A medida que poderá estar a influenciar mais as operações é o facto de, neste momento, estar em marcha uma greve de zelo. Como? As empresas acusam os motoristas de atrasarem as operações diárias (conduzindo a 40km/h, demorando nas cargas e descargas de combustível, prolongando horas de almoço, descanso ou idas à casa-de-banho). Juntando todos esses momentos, mais o trabalho efetivo, ultrapassam as oito horas de trabalho e param. E cumprindo apenas “as oito horas regulamentares de trabalho”, como diz Pardal Henriques, é normal que o abastecimento se ressinta.

Mas ao dizer que os motoristas estão prontos para aguentar, a argumentação de Pedro Pardal Henriques assenta num segundo ponto. A de que os motoristas não estão a perder dinheiro com esta manobra. O porta-voz do SNMMP admite que o sindicato não tem qualquer fundo de greve. “Os trabalhadores não têm qualquer fundo, não existe qualquer fundo que financie esta greve. Não têm nada a perder.
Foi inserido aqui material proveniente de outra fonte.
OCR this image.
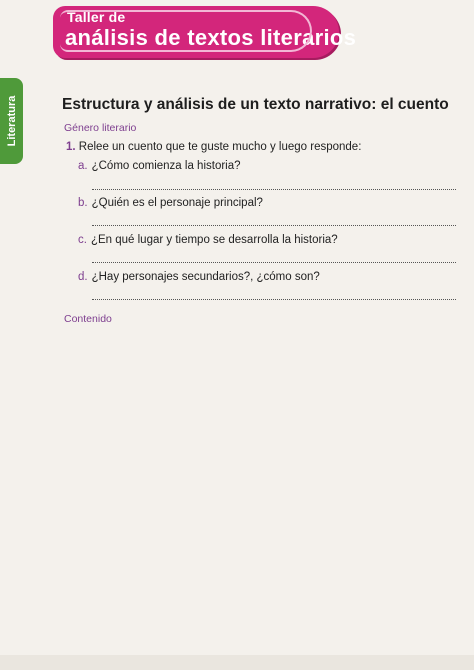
Taller de
análisis de textos literarios
Literatura	Estructura y análisis de un texto narrativo: el cuento
Género literario
1. Relee un cuento que te guste mucho y luego responde:
a. ¿Cómo comienza la historia?
b. ¿Quién es el personaje principal?
c. ¿En qué lugar y tiempo se desarrolla la historia?
d. ¿Hay personajes secundarios?, ¿cómo son?
Contenido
Já não é só uma questão dos direitos que reivindicam, é uma questão de honra”, disse na semana passada. De acordo com dirigentes sindicais ouvidos pelo Observador, isso significa que os trabalhadores poderiam vir a perder até 40 euros por cada dia de greve em que não trabalhem.

Mas isso não está a acontecer. Francisco São Bento, o presidente do SNMMP, disse ao Observador que os motoristas estão em protesto, mas quase todos a trabalhar, embora cumprindo apenas 8 horas. Ou seja, estão a receber como normalmente. “Os motoristas não estar a perder nada com esta greve”, diz. Nem as horas suplementares? “Não. O contrato coletivo assinado em setembro meteu o trabalho suplementar numa cláusula” que não dá para ser retirada do salário, diz Francisco São Bento.

A leitura da cláusula dá-lhe razão. “Os trabalhadores (…) terão obrigatoriamente o direito a receber o correspondente a duas horas de trabalho suplementar”, indica a cláusula 61, até descrita em vários recibos de vencimento consultados pelo Observador. Mas que complemento é este que “corresponde” a duas horas extra, indicado no recibo (em baixo) como cláusula 61, mas não é trabalho suplementar?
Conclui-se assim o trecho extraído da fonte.